I am slowly becoming more familiar with some of the source code. I have established that there is code there which is successfully determining which audio device is set as the default in macOS, I have not yet established why this information isnt being used properly. I may as well spend a bit more time on this today, since if I can get that bit to work I can probably use soundflower 2-channel virtual device as the audio and then use soundflowerbed to pass the audio from that to my actual sound device, getting round the problem with the Audio Mixer not being able to downmix to a device that has too many streams for the current UE4 code to handle (>8, which is the cause of the crash I’ve experienced).
OK the issue with default macOS audio device not being used is caused by InitializeHardware in AudioMixerDevice.cpp. It explicitly sets the device array index to be 0 (unless DefaultDeviceName is set or VR audio is being used). The default device does seem to be 0 on windows but this is not the case on the mac, and this function isnt making use of DefaultDeviceIndex which is set in the core audio-specific code.
I dont have a proper fix for this at the moment but I know the index of soundflower on my mac so I set that in code instead of 0 and now I can listen to the sounds of the synth on my mac, wahey
OK I believe I have a proper fix. I think the method used is present in the other platform-specific mixer code already so I suspect it wont break anything for non-mac users but I havent actually checked.

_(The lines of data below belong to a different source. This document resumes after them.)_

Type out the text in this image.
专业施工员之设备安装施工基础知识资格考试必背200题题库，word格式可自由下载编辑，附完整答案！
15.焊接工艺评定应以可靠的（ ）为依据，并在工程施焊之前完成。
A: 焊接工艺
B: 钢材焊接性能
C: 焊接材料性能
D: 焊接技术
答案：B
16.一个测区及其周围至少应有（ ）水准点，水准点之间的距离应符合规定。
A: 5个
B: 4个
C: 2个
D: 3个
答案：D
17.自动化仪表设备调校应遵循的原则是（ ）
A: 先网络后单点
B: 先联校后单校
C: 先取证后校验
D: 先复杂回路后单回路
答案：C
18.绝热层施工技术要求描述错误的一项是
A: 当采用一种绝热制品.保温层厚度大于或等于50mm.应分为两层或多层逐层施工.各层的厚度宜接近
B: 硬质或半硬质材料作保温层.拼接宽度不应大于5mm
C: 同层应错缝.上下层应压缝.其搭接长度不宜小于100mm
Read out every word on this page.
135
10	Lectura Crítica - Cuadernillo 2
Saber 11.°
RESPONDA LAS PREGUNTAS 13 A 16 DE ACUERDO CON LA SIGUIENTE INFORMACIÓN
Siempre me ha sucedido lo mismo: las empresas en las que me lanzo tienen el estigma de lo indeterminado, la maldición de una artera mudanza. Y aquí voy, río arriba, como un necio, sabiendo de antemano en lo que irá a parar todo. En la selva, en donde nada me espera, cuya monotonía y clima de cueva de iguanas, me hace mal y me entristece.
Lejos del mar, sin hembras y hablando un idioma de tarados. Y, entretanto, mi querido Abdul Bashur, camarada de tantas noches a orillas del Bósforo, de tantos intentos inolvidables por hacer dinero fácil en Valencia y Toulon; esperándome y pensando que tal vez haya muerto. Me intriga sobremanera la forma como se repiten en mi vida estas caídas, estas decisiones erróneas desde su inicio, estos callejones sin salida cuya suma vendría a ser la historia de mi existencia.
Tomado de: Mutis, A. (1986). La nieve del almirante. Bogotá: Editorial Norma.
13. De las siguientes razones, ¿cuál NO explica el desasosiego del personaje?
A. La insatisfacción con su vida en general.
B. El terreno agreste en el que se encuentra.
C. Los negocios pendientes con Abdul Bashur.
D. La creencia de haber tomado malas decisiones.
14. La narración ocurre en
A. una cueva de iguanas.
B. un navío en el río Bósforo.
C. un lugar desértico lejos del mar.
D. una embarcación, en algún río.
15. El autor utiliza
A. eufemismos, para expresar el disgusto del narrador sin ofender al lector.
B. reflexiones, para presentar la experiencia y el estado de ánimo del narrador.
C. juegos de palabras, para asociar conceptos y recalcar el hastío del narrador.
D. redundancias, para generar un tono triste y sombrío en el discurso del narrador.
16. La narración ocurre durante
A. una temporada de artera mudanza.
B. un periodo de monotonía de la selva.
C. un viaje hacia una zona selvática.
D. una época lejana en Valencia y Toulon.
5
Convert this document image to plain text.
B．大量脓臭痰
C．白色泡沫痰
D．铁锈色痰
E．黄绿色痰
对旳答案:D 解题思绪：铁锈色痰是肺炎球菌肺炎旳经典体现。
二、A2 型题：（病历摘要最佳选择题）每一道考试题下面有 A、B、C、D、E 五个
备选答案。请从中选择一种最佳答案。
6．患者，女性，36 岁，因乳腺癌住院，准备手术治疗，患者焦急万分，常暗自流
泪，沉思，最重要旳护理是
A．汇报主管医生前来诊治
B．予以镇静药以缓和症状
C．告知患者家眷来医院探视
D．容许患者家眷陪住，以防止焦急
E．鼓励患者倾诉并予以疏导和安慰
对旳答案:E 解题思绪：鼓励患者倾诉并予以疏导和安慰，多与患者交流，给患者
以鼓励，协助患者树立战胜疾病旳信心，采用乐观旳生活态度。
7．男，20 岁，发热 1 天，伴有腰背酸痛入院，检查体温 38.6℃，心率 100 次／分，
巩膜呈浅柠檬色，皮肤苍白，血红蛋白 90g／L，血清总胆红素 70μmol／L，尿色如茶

AudioMixerDevice.cpp (line 115 on 4.16 branch, line 121 on current master branch):
Should be: AudioMixerPlatform->GetDefaultOutputDeviceIndex(OpenStreamParams.OutputDeviceIndex); // Default device
Like I said before, this problem didnt show up in windows because it seems the default audio device is always first in the array on that platform and all the GetDefaultOutputDeviceIndex is doing on windows is returning 0 anyway, but this is not so for every platform.
Please try to get this into 4.16.1, sorry that I havent learnt how to do github pull requests yet so am using the forum instead.
Hi Steve, sorry for the delay in responding - been away. Wow, great detective work! So have you been able to rebuild the engine with this change? Is that even possible?